Tratto dall’opera teatrale “Il
Dio del massacro” di Yasmina Reza, Carnage mette sapientemente in
discussione l’essere umano tutto, dalla sua integrità, a quella
dei legami che costruisce, dal modo di concepire se stesso e la
società che lo circonda.
Polanski ci lascia con una boccata
d’aria, ci libera dalla claustrofobia di quel soggiorno, di quei
personaggi e delle loro dinamiche, così umane: il film si chiude con
un campo lungo (la stessa inquadratura di apertura) nel quale i due
ragazzini si riappacificano, lontani dagli artificiosi meccanismi
delle “buone maniere” dei genitori.»
Arianna
Baldini
(note biografiche dell'Autrice)
Sono nata nella provincia di Ancona nel 1989, dopo la scuola mi sono trasferita in
Toscana, a Pisa, per studiare le mie due passioni più grandi: Cinema
e Teatro. Sto approfondendo nel tempo da un lato la pratica della
recitazione teatrale, e dall’altro la teoria (principalmente
sceneggiatura) e la pratica (nell’ambito dell’acustica, come
fonico di presa diretta e post-produzione) cinematografica.
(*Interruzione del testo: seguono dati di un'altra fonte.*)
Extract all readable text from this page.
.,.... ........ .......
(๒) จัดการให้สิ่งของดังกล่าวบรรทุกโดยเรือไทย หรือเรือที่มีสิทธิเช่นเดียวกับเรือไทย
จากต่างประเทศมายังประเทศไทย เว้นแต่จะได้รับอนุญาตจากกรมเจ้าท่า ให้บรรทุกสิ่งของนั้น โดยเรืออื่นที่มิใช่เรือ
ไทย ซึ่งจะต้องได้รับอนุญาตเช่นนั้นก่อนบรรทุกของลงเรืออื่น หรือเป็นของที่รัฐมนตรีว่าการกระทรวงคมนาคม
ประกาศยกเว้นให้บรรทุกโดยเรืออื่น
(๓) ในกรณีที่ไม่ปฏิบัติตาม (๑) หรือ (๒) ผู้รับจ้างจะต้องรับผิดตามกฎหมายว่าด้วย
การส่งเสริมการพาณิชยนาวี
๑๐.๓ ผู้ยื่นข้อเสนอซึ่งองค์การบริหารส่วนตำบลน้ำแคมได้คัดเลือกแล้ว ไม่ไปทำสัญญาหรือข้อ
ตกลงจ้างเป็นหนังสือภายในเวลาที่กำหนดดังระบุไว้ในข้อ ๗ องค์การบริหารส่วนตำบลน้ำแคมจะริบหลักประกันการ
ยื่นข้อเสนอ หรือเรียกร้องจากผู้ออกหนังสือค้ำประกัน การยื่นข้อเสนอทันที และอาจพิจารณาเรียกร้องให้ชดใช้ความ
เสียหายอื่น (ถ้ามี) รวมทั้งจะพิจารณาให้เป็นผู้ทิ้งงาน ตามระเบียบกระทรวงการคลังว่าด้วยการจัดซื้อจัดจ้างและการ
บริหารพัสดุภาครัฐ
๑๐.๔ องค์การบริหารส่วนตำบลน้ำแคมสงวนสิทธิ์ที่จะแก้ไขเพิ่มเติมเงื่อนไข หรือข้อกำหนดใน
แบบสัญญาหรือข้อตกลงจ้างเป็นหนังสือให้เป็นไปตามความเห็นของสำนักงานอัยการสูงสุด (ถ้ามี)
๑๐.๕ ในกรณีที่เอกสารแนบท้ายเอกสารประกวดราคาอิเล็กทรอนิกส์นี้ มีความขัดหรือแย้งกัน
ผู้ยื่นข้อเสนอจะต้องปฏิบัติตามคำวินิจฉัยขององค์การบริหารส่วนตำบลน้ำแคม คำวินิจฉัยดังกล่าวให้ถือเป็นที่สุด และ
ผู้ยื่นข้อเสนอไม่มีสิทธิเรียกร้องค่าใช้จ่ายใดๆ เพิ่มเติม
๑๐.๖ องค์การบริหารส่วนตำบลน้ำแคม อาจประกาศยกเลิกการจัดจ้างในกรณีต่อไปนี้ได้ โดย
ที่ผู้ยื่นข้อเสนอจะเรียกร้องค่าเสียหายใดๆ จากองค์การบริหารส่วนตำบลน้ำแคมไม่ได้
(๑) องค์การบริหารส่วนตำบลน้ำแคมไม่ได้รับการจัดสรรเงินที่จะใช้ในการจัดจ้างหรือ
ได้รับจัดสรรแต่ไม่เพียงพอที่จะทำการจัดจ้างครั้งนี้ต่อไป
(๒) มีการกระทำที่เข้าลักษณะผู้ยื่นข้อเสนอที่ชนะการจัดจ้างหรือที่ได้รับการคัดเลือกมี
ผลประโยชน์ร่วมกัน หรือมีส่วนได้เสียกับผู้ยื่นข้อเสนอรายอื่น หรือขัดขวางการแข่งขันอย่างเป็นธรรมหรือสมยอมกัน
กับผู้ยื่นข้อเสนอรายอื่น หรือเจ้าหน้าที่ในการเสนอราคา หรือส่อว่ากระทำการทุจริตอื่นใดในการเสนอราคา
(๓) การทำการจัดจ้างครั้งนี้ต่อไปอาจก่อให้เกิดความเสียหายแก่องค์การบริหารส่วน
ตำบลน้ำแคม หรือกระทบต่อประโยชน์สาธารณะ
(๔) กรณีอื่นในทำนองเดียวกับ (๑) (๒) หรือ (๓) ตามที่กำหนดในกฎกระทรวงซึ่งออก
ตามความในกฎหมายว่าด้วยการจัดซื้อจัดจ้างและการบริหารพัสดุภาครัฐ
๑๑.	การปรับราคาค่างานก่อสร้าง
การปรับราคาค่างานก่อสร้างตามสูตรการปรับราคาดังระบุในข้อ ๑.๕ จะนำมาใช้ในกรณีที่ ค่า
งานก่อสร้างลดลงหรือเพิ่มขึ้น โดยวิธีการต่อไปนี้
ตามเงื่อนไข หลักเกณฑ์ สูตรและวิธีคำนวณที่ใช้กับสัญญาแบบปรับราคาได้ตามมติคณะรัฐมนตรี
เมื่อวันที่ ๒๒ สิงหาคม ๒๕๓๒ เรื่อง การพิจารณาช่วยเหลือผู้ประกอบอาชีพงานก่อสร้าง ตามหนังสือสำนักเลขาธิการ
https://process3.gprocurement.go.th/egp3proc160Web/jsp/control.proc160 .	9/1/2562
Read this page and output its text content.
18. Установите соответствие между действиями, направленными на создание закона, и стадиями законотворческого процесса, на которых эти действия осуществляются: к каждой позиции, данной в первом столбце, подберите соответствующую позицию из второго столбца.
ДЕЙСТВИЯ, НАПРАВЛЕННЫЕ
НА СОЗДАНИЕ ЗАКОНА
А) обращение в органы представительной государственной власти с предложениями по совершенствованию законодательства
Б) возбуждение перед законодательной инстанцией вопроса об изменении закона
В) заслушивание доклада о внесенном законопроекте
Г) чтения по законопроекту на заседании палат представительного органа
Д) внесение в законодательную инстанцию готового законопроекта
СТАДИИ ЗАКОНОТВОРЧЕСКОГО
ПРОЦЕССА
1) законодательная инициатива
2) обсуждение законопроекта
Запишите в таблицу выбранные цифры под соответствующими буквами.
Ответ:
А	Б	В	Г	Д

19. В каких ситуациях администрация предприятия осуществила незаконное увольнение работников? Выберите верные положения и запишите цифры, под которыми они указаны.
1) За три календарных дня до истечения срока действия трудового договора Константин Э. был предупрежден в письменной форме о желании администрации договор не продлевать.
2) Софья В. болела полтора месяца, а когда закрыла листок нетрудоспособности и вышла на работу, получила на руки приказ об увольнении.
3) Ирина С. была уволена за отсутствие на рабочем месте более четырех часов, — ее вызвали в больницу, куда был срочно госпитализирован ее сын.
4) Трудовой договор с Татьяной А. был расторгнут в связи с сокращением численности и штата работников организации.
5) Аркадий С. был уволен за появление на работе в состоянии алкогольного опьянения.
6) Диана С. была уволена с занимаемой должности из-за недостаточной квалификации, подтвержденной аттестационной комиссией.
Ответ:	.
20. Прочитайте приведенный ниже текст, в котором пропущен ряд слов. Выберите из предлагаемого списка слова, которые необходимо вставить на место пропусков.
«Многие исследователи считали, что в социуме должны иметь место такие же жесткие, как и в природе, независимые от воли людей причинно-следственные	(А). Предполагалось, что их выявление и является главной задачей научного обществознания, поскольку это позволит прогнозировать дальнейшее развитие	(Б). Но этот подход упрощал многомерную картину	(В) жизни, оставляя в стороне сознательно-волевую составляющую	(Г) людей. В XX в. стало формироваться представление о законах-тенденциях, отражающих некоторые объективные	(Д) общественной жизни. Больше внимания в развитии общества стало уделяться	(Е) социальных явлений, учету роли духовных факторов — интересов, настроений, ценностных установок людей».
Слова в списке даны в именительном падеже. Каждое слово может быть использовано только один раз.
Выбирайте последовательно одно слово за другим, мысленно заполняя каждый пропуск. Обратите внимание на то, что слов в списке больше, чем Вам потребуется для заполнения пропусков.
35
Ho
collaborato a iniziative di cineforum, cooperando alla selezione dei
film e alla loro presentazione, ho preso parte a diversi festival di
cinema ricoprendo il ruolo di giurata e ho collaborato alla
realizzazione di un film-documentario.
Quando vedi in una passione
la possibilità di trasformarla in lavoro…
non ti resta che
correre, inseguirla e sperare che il sogno diventi realtà!